Dr Runcie on the Mechanism of Action of XmAb30819 in ccRCC

“[XmAb30819] is a 2 + 1 bispecific T-cell engager with 2 sites that bind ENPP3 and 1 site that binds CD3. It brings [these] cells together to create a cytotoxic T-cell response.”

Karie Runcie, MD, an assistant professor of medicine at Columbia University Medical Center, discussed the mechanism of action of XmAb30819 for the treatment of patients with clear cell renal cell carcinoma (ccRCC).

XmAb30819 is a bispecific T-cell engager (BiTE) that employs a 2 + 1 design, Runcie began. The BiTE has 2 sites that bind to ENPP3 and another than binds to CD3, she continued. The dual ENPP3 binding sites of XmAb30819 enable the agent to have a strong specificity for the protein on cancer cells and a lower binding affinity to normal tissue, she explained. This mechanism of action brings the ENPP3-positive cancer cells together with T cells to create a cytotoxic response, she concluded.
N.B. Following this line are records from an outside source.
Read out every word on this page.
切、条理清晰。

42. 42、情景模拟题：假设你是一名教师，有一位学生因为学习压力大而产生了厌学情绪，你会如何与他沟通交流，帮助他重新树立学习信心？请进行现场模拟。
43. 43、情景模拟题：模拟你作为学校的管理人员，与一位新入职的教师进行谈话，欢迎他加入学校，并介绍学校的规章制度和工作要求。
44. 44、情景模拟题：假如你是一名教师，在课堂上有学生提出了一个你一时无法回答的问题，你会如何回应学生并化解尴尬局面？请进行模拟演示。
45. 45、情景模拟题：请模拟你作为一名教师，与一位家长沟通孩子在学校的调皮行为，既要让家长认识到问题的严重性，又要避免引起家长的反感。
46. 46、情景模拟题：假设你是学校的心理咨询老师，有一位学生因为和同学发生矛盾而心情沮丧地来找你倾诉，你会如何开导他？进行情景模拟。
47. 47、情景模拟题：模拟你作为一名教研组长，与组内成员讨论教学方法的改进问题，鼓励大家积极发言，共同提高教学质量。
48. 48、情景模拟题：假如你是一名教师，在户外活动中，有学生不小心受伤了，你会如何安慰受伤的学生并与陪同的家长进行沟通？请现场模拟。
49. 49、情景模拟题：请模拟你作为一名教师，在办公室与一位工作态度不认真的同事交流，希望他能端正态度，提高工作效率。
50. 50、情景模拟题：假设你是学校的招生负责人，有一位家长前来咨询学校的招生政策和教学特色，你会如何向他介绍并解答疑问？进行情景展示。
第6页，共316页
XmAb30819 being examined for the treatment of patients with advanced clear cell RCC in a phase 1 clinical trial (NCT05433142). The first-in-human study is enrolling patients with ccRCC who experienced disease progression following treatment with standard agents; have measurable disease per RECIST 1.1 criteria; and have an ECOG performance status of 0 or 1. The dual primary end points of the study are safety and tolerability and the incidence of dose-limiting toxicities.

Findings from preclinical studies have shown that XmAb30819 had a tolerable safety profile with dose dependent pharmacodynamics. In vitro, the BiTE demonstrated selective killing of cells with high ENPP3 expression. Moreover, in xenograft mice tumor models of ccRCC, the agent reduced the median tumor volume over time compared with phosphate-buffered saline and an anti–PD-1 monoclonal antibody. Xencor, the developer of XmAb819, plans to share full initial data from the phase 1 study at a medical conference during the 4th quarter of 2025.